Локк с натянутой улыбкой вгрызся в сухарь.
– В алом имени заключается наше первое, самое раннее восприятие себя в миг перехода из младенчества к осмысленному осознанию того, что мы существуем отдельно от мира, который нас окружает. Имя, которое дитя слышит из уст родителей, как правило, становится алым именем, потому что с возрастом ребенок постепенно начинает себя мысленно так называть.

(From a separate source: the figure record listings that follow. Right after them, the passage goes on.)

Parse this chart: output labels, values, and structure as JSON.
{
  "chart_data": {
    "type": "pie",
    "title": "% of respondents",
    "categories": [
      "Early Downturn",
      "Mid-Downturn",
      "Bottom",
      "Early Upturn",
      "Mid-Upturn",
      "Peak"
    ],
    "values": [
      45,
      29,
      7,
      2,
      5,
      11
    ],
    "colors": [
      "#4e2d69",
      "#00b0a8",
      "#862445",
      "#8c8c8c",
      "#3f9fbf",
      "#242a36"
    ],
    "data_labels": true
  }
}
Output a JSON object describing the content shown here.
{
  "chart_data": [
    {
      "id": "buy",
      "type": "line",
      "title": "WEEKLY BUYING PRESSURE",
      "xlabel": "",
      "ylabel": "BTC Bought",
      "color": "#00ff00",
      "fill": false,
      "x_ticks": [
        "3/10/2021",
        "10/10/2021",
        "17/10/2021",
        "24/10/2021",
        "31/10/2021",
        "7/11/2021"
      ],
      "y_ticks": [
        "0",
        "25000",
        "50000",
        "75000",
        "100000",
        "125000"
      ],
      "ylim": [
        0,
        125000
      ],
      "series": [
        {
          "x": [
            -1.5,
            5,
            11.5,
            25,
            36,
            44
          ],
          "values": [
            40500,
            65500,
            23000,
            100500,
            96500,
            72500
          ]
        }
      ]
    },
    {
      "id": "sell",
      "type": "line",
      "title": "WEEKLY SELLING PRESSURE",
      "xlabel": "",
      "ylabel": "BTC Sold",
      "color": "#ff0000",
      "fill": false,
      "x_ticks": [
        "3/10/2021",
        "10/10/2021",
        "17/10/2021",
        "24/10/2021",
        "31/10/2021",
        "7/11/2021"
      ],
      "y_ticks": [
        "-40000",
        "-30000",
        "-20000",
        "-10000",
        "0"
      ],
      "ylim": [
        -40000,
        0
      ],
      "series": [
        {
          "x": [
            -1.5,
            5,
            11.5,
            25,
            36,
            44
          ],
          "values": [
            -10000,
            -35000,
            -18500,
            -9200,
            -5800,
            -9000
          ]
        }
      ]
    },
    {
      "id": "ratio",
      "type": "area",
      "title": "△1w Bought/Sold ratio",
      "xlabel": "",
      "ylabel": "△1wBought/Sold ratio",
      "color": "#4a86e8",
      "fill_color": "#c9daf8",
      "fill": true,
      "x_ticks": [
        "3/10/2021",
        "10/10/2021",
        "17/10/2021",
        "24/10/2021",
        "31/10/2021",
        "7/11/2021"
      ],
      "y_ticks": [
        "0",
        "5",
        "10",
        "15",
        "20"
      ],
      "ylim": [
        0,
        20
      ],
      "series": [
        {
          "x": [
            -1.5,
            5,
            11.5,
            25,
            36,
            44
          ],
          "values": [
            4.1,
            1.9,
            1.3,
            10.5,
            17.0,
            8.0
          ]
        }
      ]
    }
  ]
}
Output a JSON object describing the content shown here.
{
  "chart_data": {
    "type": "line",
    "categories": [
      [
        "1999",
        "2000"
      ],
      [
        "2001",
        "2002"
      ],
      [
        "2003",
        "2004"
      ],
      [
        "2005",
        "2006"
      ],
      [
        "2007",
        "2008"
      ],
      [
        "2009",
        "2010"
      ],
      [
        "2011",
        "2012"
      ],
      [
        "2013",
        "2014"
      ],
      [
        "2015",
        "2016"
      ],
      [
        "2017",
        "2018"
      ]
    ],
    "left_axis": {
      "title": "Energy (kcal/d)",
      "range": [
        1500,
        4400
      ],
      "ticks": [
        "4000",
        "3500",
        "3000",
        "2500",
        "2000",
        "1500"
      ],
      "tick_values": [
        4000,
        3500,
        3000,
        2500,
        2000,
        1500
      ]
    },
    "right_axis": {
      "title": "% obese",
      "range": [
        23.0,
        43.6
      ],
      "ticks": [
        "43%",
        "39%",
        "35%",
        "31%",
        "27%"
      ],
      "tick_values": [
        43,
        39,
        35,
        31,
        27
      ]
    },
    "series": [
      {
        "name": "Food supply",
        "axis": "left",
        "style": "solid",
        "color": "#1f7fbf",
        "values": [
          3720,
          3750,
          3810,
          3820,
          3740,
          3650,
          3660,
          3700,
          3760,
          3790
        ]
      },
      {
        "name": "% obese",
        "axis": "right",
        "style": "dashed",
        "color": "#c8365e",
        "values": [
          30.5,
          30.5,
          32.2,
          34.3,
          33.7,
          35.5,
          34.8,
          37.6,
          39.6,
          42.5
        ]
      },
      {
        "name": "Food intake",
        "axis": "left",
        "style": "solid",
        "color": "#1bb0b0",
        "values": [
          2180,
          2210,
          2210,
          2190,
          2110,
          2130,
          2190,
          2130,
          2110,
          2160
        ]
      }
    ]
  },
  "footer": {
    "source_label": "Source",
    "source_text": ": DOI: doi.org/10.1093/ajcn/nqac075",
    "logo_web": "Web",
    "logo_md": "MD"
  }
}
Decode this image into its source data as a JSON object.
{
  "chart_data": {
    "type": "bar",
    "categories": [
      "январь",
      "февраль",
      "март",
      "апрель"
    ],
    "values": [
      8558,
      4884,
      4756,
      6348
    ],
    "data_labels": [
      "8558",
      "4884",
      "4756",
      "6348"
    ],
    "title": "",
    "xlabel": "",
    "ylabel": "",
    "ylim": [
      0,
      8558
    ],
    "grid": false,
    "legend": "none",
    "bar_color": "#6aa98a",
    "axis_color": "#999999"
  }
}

– Угу, – кивнул Локк и вдруг фыркнул, расплевывая крошки. – О боги! Вам известно подлинное имя Сокольника, потому что вы это имя ему и дали!
– Я очень старалась его никак не называть, – вздохнула Терпение. – Но все оказалось сплошным самообманом. Невозможно не дать имя собственному ребенку. Если бы был жив его отец, он бы дал сыну тайное имя… У нас так принято, понимаете? Или другие маги вмешались бы, но я их обманула. После смерти мужа я от горя почти обезумела, мой сын стал для меня всем – и я дала ему имя.
– А он вас за это возненавидел, – кивнул Жан.
– Имя мага – самая сокровенная тайна, – объяснила Терпение. – Ее не раскрывают никому – ни наставникам, ни близким друзьям, ни возлюбленным, ни супругам. Маг, знающий подлинное имя другого мага, получает над ним абсолютную власть. Как только мой сын осознал, что мне известно его имя, он проникся ко мне глубочайшей ненавистью, хотя я никогда бы не воспользовалась своим преимуществом.
– О Многохитрый Страж, – вздохнул Локк. – Конечно, хочется посочувствовать мерзавцу, да только никак не получается. И что бы вам не одаренного, а обычного ребеночка родить?
– Пожалуй, на сегодня разговоров больше чем достаточно. – Терпение отошла от гакаборта и отвернулась. – Да и вам пора отдохнуть. Как проснетесь, продолжим.
– Ох, я лет семь могу проспать, – сказал Локк. – Или восемь, как получится. В общем, раньше чем через пару месяцев будить меня не советую. Да, Терпение… ну, это… Простите за…
– Странный вы человек, Локк Ламора, – сначала на всех огрызаетесь, а потом вам совестно становится. Вам самому не любопытно, откуда у вас такой противоречивый нрав?
– Знаете, я своих слов назад брать не собираюсь, просто иногда запоздало вспоминаю об элементарной вежливости.
– Да-да, понятно. Как вы сами недавно сказали, в Картен я вас тащу не для того, чтобы вы там новыми друзьями обзаводились. А я и подавно к вам в друзья не набиваюсь. Ступайте, отдохните. Для бесед время найдется.
6
Жан даже не подозревал, насколько измотала его предыдущая бессонная ночь. Едва улегшись в подвесную койку, он немедленно провалился в глубочайший сон – сознание отключилось, словно на голову обрушили пару сотен фунтов кирпичей.
Разбудил Жана свежий озерный ветерок и аромат жареного мяса. Локк сидел за небольшим столиком в углу, сосредоточенно поглощая очередную гору еды.
– Мнэ-э-э… – сонно пробормотал Жан, встав с койки и разминая затекшие суставы; бока, намятые людьми Кортессы, давали о себе знать, но синяки через несколько дней пройдут, ничего страшного. – Который час?
– Пять пополудни, – промычал Локк набитым ртом. – К закату в Картен придем. Ну, вроде бы так обещают.
Жан зевнул, потер глаза и огляделся. На Локке мешком болталась чистая матросская роба, явно извлеченная из открытого рундука у стены.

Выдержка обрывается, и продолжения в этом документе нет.